The truth is, after working all year for clients who are getting hacked by malware and let down by antivirus that can’t work I wanted to search for this title. Then I found articles like https://www.windowscentral.com/do-you-need-pc-antivirus and it basically talks about Microsoft’s built in software as well as a beefed up “Windows Defender Offline” tool you can boot from. Does that find the malware I’ve been fighting? Nope.
One of my work friends was recommending, and rightly so, “Bitdefender” which had worked for years. However, the truth is Bitdefender, like the leading antivirus programs before it is used for “testing” malware to ensure it is not detectable. They know you’ll use all this, and their “payload” will be tested. It will consequently not necessarily flag a warning. A client of mine recently got reinfected by a link from his Banks domain – but very odd – like secure5.thebankdomain.com (not actual domain name) with a long link after it. That provided some strange text message but … a day later his computer has excuted macros and downloaded the payload and installed a whole ton of fake replacement MicrosoftApps that are replacing the built in apps. So … yes we need antivirus software but right now its not working. The strategies for detecting compromised files are not working and this article is quite decent for explaining how, why and where.
I do have my way of finding malware but it is based on familiarity with the places it hides and software in general.

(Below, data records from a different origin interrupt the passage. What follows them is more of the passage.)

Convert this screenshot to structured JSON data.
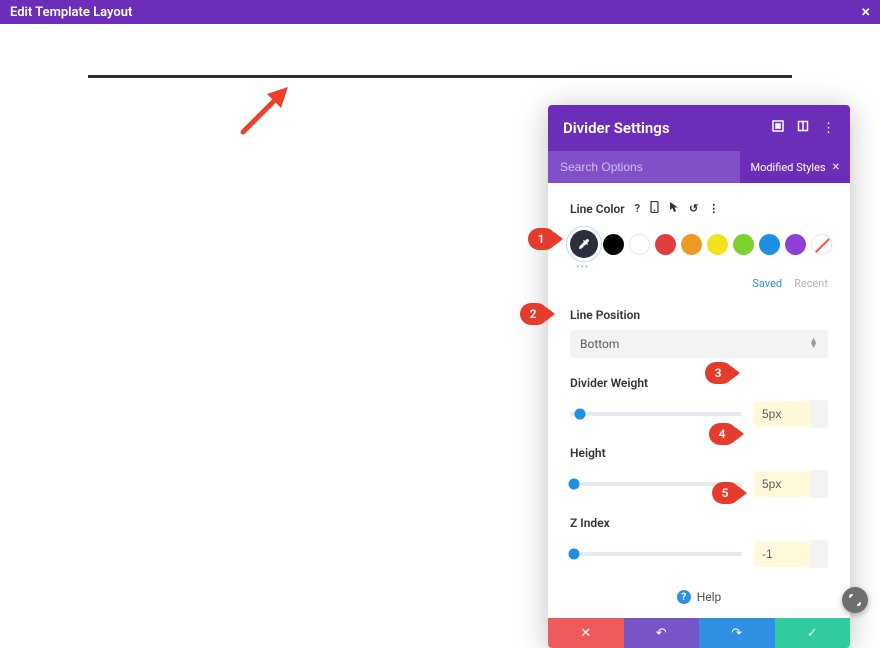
{
  "topbar": {
    "title": "Edit Template Layout"
  },
  "panel": {
    "title": "Divider Settings",
    "search_placeholder": "Search Options",
    "modified_label": "Modified Styles"
  },
  "line_color": {
    "label": "Line Color",
    "saved": "Saved",
    "recent": "Recent",
    "swatches": [
      "#000000",
      "#ffffff",
      "#e43d3d",
      "#ec9a26",
      "#f2e21e",
      "#7bd22d",
      "#1d8fe4",
      "#8e3fd6"
    ]
  },
  "line_position": {
    "label": "Line Position",
    "value": "Bottom"
  },
  "divider_weight": {
    "label": "Divider Weight",
    "value": "5px"
  },
  "height": {
    "label": "Height",
    "value": "5px"
  },
  "z_index": {
    "label": "Z Index",
    "value": "-1"
  },
  "help": {
    "label": "Help"
  },
  "callouts": {
    "c1": "1",
    "c2": "2",
    "c3": "3",
    "c4": "4",
    "c5": "5"
  }
}
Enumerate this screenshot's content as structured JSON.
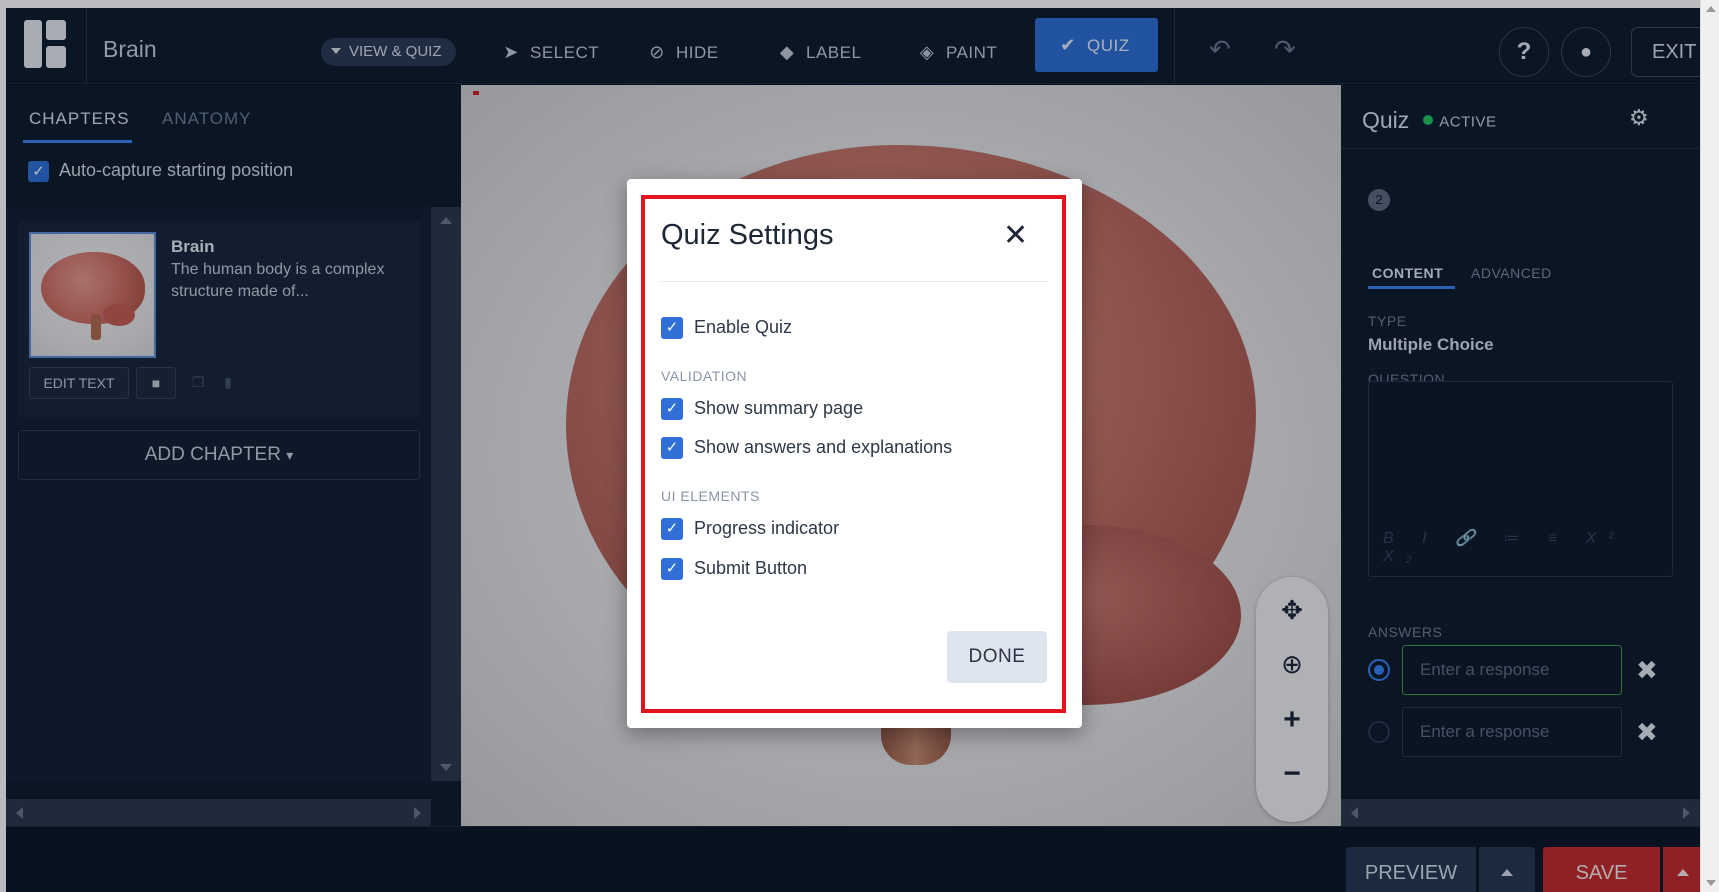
{
  "header": {
    "title": "Brain",
    "view_quiz_label": "VIEW & QUIZ",
    "tools": [
      {
        "label": "SELECT",
        "icon": "cursor-icon"
      },
      {
        "label": "HIDE",
        "icon": "eye-slash-icon"
      },
      {
        "label": "LABEL",
        "icon": "tag-icon"
      },
      {
        "label": "PAINT",
        "icon": "paint-bucket-icon"
      },
      {
        "label": "QUIZ",
        "icon": "check-icon",
        "active": true
      }
    ],
    "help_label": "?",
    "exit_label": "EXIT"
  },
  "left_panel": {
    "tabs": [
      {
        "label": "CHAPTERS",
        "active": true
      },
      {
        "label": "ANATOMY",
        "active": false
      }
    ],
    "auto_capture_label": "Auto-capture starting position",
    "auto_capture_checked": true,
    "chapter": {
      "title": "Brain",
      "description": "The human body is a complex structure made of..."
    },
    "edit_text_label": "EDIT TEXT",
    "add_chapter_label": "ADD CHAPTER"
  },
  "right_panel": {
    "title": "Quiz",
    "status": "ACTIVE",
    "step": "2",
    "tabs": [
      {
        "label": "CONTENT",
        "active": true
      },
      {
        "label": "ADVANCED",
        "active": false
      }
    ],
    "type_label": "TYPE",
    "type_value": "Multiple Choice",
    "question_label": "QUESTION",
    "format_tools": "B I 🔗 ≔ ≡ X² X₂",
    "answers_label": "ANSWERS",
    "answers": [
      {
        "placeholder": "Enter a response",
        "selected": true
      },
      {
        "placeholder": "Enter a response",
        "selected": false
      }
    ]
  },
  "footer": {
    "preview_label": "PREVIEW",
    "save_label": "SAVE"
  },
  "modal": {
    "title": "Quiz Settings",
    "enable_quiz_label": "Enable Quiz",
    "validation_section": "VALIDATION",
    "show_summary_label": "Show summary page",
    "show_answers_label": "Show answers and explanations",
    "ui_elements_section": "UI ELEMENTS",
    "progress_indicator_label": "Progress indicator",
    "submit_button_label": "Submit Button",
    "done_label": "DONE",
    "all_checked": true
  },
  "colors": {
    "accent": "#2f6fd6",
    "danger": "#c52a2a",
    "highlight_border": "#e3141d",
    "status_active": "#22c55e",
    "dark_bg": "#0f1b2b"
  }
}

I have tools which I can’t publish here because, they will just become part of the arsenal of testing for the “malware industry”. Which is a literal industry growing exponentially by using weak operating systems, weak security software.
Bitdefender was literally turned itself into malware, disabled from preventing anything – a zombie. I’ve seen this before with McAffee and Norton AV in previous years going back over 10 years. Removing Bitdefender the next attack decided to turn my clients Microsoft Office also into it’s malware shelter. The software is not even that secretive about its intentions once you start to locate it.
Why my client hired me? Well he had used a series of professionals to repair his computer and it remained infected. Not only that but the people came to not believe it had even happened as they “couldn’t find anything”. Instead, knowing this is why he hired me, I took every report very seriously. I’ve got experience of people “not believing victims” in many other contexts from sexual abuse, cult abuse, financial abuse – blaming the victim and saying they are crazy or imaging it. So I believed him and as such I eventually did the work, much of it on my own time as a research to expose the techniques.
I found png, pointed out by my client, which I believe are installer/executables. They even look like real graphics and are small – but there is no reason for them to appear magically other than via hacking/malware delivery systems saving them to locations. Temp directories, the desktop, the web cache – where-ever browser or email stores a file so you can “read it” is likely to call some function that has a vulnerability. Next thing it has executed and you are infiltrated … again. Often the files are dormant until you run into a secondary or third attack that somehow makes use of what has been saved into your system previously.